Developments Leading to Incident
The tension started brewing on 30 June 2021 between the populations of both states residing in Districts of Cachar, Assam and Kolasib, Mizoram on Assam-Mizoram border resulting in clashes. Accusations and counter accusations continued. Mizoram populace blamed Assamese of encroaching upon its land in the Kolasib while residents of Assam in turn attributed Mizos of illegal constructions and practicing agriculture on their resources. Residents of Assam also contended that Mizos had carried out similar activities inside Hailakandi District of Assam which also borders Mizoram and requested Assam police to intervene. Tension amplified and suspecting trouble, high-ranking Assam officials arrived to the scene. On the 10 July 21, reports emerged that Assam officials conducted an eviction drive in Khulicherra, Assam where residents of Mizoram had earlier entered.
Bengal eastern Frontier Regulations (BEFR) of 1873
Assam and Mizoram share a boundary of about 164.5 Kms. The region was under the control of British who had set the boundaries between the Lushai hills, Mizoram and Cachar hills, Assam on the basis of Inner-line permit regulations (ILP) notification. It was published on 27 August 1873, as Bengal eastern Frontier Regulations (BEFR) and came into force on 01 November 1873. Over the period of time, while all states have done away with ILP, Mizoram continues practice it. It is an irony the own country citizens have to apply for Inner Line Permit (ILP) whereas with Myanmar, the state applies the provisions of Free Move Regime to promote local trade.

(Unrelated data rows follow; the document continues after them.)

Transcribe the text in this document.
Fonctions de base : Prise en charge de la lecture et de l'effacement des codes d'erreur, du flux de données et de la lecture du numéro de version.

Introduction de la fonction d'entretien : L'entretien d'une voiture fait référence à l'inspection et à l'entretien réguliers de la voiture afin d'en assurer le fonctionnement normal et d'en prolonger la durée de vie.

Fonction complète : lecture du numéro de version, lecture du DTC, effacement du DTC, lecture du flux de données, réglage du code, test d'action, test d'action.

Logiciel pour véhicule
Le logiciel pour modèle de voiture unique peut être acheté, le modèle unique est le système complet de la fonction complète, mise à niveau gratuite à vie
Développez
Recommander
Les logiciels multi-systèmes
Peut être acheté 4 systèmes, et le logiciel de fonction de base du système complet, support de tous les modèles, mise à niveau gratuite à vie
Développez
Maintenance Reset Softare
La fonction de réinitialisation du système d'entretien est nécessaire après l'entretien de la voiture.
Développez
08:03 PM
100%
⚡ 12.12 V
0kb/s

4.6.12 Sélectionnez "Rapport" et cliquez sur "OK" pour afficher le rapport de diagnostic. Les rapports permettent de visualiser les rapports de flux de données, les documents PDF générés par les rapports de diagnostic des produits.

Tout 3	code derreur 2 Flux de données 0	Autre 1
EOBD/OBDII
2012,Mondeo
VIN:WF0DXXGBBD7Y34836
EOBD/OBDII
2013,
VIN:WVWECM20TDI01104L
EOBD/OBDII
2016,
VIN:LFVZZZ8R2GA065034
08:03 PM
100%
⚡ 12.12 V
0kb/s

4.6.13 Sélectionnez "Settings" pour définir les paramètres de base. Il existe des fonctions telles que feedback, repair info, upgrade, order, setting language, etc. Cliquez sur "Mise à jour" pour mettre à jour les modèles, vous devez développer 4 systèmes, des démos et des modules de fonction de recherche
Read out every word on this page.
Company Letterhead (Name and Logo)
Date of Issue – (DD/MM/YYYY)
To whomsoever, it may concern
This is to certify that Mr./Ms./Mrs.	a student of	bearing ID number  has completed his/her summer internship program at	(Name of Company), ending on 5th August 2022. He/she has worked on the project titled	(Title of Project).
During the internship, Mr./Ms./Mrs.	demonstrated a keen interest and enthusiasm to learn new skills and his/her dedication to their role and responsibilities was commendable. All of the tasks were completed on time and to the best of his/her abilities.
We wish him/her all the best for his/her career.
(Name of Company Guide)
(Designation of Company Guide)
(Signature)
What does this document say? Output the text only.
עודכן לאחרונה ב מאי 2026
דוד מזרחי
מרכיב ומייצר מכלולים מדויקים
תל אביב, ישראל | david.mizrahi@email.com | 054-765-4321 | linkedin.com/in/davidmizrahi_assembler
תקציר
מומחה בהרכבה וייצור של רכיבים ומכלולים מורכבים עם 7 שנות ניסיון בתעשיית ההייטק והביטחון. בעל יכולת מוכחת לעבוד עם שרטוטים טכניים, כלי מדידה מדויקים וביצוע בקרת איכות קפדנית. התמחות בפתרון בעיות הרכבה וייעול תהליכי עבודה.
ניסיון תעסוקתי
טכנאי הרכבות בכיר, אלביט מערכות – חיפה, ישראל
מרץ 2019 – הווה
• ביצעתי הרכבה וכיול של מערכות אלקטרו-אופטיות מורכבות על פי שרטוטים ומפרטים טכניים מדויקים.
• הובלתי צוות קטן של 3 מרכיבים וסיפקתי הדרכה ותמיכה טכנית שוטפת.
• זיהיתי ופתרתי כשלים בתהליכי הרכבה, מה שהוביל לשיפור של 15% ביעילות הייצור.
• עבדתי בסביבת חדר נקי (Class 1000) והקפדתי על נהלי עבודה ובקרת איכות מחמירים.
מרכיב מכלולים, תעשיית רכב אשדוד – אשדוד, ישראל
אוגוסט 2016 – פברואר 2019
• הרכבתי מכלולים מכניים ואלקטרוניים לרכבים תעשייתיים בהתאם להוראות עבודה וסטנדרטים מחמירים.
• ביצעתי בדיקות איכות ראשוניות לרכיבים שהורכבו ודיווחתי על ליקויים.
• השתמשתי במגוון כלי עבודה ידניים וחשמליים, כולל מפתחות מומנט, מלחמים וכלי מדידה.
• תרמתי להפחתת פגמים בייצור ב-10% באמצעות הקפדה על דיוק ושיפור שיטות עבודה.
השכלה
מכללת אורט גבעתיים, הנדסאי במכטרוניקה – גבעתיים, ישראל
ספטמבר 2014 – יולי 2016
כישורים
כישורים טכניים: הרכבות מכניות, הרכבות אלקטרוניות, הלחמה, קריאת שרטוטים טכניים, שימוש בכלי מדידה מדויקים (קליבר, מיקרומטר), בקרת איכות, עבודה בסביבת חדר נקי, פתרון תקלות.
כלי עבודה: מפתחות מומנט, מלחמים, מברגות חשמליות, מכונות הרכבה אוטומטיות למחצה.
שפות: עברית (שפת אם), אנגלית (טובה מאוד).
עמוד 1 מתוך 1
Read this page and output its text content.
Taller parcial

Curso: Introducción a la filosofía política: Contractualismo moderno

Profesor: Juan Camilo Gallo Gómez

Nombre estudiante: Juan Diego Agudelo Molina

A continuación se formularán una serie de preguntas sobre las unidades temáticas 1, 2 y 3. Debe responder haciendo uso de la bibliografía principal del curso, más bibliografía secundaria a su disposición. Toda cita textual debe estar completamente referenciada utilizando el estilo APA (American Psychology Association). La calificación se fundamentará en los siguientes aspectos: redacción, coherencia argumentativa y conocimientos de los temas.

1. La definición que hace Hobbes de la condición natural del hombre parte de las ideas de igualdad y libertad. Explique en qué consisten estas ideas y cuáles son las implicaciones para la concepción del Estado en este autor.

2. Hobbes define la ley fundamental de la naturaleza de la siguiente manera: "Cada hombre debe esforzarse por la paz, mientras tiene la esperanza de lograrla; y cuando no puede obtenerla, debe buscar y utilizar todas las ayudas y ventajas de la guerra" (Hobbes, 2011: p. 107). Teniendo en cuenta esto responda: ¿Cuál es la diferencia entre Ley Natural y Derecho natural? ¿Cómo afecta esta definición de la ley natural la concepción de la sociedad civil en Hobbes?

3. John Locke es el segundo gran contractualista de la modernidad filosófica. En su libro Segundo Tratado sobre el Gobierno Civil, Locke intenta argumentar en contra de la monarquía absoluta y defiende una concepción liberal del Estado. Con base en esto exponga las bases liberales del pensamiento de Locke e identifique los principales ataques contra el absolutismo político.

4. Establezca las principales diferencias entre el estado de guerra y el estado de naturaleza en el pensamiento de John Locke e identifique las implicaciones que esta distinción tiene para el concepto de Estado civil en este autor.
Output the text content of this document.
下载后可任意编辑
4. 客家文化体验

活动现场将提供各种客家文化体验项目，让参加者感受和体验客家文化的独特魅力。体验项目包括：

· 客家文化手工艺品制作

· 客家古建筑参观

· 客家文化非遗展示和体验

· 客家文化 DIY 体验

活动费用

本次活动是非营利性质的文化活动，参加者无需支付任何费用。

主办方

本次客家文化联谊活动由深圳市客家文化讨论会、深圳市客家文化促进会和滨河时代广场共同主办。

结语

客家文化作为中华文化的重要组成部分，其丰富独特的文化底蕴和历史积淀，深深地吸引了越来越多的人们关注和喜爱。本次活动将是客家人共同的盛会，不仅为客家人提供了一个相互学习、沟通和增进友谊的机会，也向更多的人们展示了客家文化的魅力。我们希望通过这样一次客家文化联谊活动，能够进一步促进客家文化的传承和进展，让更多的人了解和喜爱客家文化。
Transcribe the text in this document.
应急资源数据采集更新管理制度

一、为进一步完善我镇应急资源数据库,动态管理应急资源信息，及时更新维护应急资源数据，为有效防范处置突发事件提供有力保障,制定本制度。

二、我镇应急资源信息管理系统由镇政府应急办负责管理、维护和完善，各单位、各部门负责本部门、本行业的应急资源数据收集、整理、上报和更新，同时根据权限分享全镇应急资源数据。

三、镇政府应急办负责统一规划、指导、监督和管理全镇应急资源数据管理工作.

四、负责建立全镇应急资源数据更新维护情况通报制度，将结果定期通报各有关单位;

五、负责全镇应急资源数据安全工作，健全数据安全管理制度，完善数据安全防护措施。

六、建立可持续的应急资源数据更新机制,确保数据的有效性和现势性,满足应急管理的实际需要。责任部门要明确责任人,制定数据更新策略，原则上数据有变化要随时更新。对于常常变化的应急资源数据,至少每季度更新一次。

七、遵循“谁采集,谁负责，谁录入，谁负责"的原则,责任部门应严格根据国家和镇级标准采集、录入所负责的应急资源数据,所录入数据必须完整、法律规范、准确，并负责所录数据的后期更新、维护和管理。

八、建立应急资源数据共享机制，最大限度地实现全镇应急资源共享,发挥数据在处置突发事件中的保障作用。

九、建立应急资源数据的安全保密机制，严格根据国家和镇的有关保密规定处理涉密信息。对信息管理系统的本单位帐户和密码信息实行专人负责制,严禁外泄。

North East Reorganization Act, 1971
The Act resulted in formation of:
Tripura and Manipur states from Union Territories.
State of Meghalaya.
Union territories of Mizoram and Arunachal Pradesh.
All the separated entities & states were created based on history and tribal affiliations. The differences started to crop up later. Mizoram attained a full statehood in 1987 through implementation of Mizoram accord and backed BEFR 1873 with the inner line of the Lushai hills, Mizoram. There have been several rounds of talks between the officials of the Assam and Mizoram states but to no avail. Numerous attempts were made to resolve the boundary disputes, but it remains under stalemate as both the states are not willing to give up their territorial claims.
Interstate boundary disputes are a concern in northeast region, especially in Assam as the state shares boundaries with Bengal, Arunachal Pradesh, Nagaland, Manipur, Mizoram, Meghalaya and Tripura. Endless stories of claims and counter-claims along tribal fault lines run in the region. Additionally, Assam shares International Boundary with Bhutan and Bangladesh also, thus becoming one the most important states of our country.
With criminal activities and insurgencies being rooted out of northeast, it is just a matter of time when all such border disputes will steady. With not so accurate maps of the region, Satellite mapping of contested areas could turn out to be the most viable option.
Till the solution is finally arrived, it will be prudent to deploy the Central Police forces in contested areas to maintain peace.
It is for the local administrators to ensure that the rule of the law prevails and they, at the same time not get swayed by the populist beliefs.